The truth is that Amazon has everything, can be delivered in hours, and is often affordable enough to order without a second thought.

Emotional benefit: Amazon creates magic in any situation.

You see it in Amazon’s ads year-round. Whether it’s a student turning her room into a lush greenhouse. Or a janitor becoming the singer of his dreams. Excellent, consistent strategy, and brilliantly emotional creative. Giving this a whopping 5.9 Stars again in our testing.

Asda – The Ghome of Christmas

I’m a huge, huge, huge Asda fan. I have the app. I call my mum when I see stuff she’d like there. Every two weeks, the lovely delivery team rocks at my door with my usual order (red flag: I eat the same thing for breakfast and lunch daily).

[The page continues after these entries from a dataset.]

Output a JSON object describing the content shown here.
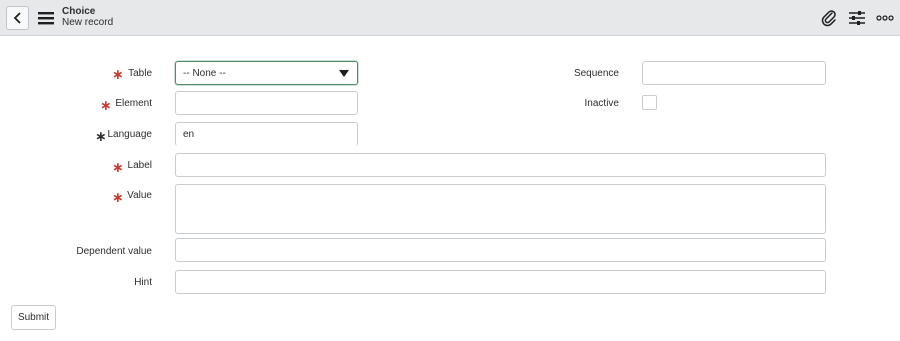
{
  "header": {
    "title": "Choice",
    "subtitle": "New record",
    "icons": [
      "back-icon",
      "hamburger-menu-icon",
      "paperclip-icon",
      "settings-sliders-icon",
      "more-options-icon"
    ]
  },
  "form": {
    "table": {
      "label": "Table",
      "value": "-- None --",
      "required": true
    },
    "element": {
      "label": "Element",
      "value": "",
      "required": true
    },
    "language": {
      "label": "Language",
      "value": "en",
      "required": true
    },
    "label_field": {
      "label": "Label",
      "value": "",
      "required": true
    },
    "value": {
      "label": "Value",
      "value": "",
      "required": true
    },
    "dependent_value": {
      "label": "Dependent value",
      "value": ""
    },
    "hint": {
      "label": "Hint",
      "value": ""
    },
    "sequence": {
      "label": "Sequence",
      "value": ""
    },
    "inactive": {
      "label": "Inactive",
      "checked": false
    },
    "required_marker": "∗"
  },
  "actions": {
    "submit_label": "Submit"
  },
  "colors": {
    "required_red": "#c8382f",
    "header_bg": "#e6e8ea",
    "focus_border": "#4f8a6a"
  }
}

I also love its advertising. Buddy the Elf was epic, and so was Bublé. But I think the most recent Christmas campaign is extra special because it has Gnome legs. Asda produces thousands of Gnomes each year. It’s totally nuts and very ownable. Putting Gnome characters in their ads that are distinctly Asda is genius. It has the makings of a 10-year-long creative platform. This leads me to...

Aldi – Get into the Christmas Spirit with Kevin The Carrot

I saw someone post trying to slam dunk on System1 for constantly shouting about Kevin the Carrot being best-in-class the other day.

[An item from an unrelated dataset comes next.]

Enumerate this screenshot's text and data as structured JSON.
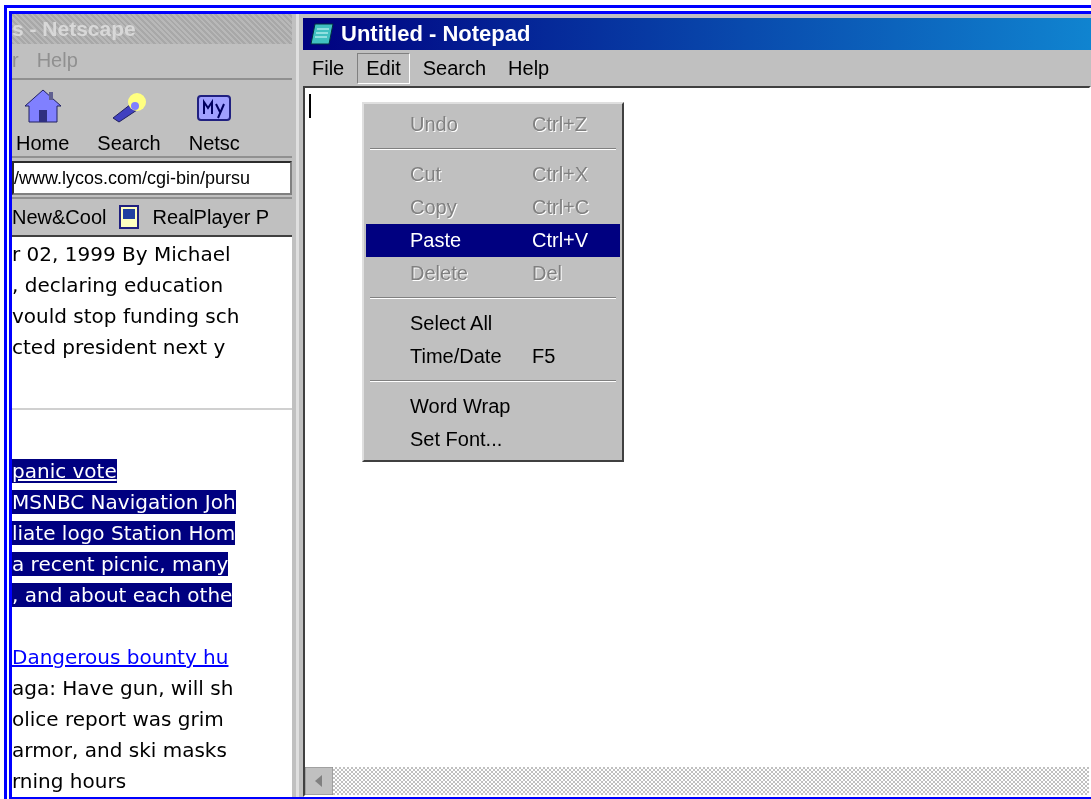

This person needs to ease up on their keyboard and have a read of the Effie Gold effectiveness case study, which shows how Kevin the Carrot effectively created +54% Christmas share growth for Aldi over a couple of years.

It’s insane, but it’s essential reading for marketers. Aldi is openly sharing all its data and strategy behind one of the strongest marketing moves in the past decade.

The strategy is sound. Show Aldi has a premium and quality range at Christmas, so you don’t need to shop elsewhere. And the case study details how its ads grew in creative quality from 3 Star to 5.9 Star since 2016, showing consumers loving them more and more. This year is no exception.

Consistency wins. Keep on at it Kevin, never give up.

M&S – 2024 Christmas Advert

Marketers massively overlook M&S’ relentless commitment to high-quality, easy Christmas food.

The way it has picked a space to play in, followed through with the product itself, and hammered it for years is genius.

The brand even caught the eye of my ASDA-loving Mum. I came home one year, and she was… surprisingly calm. Even a little drunk by lunch, she was having a great time. Something was up. I walked into the kitchen to see M&S. All the food ready to go. She even had a piece of paper detailing when each thing needed to go into the oven. No 10-hour cook for her.

M&S changed my Christmas. That’s what M&S are selling.

There’s the emotional benefit. And Dawn French has been expertly used for years to tell you that. If you look at their 5.9 Star report this year, flip to the end spontaneous associations page. Viewers recall “convenience”, “party”, and “Christmas”.

Are you serious?!

That is effectiveness gold. Salience baby. Owning your category entry points. Emotions will sweat those hard.

These are five early Christmas campaigns that I think are particularly impressive. But my opinion means nothing. Over the next few weeks, System1 will test every UK and US Christmas ad to get to what matters - the consumer’s opinion. I’ll be sharing more in this column and on my LinkedIn.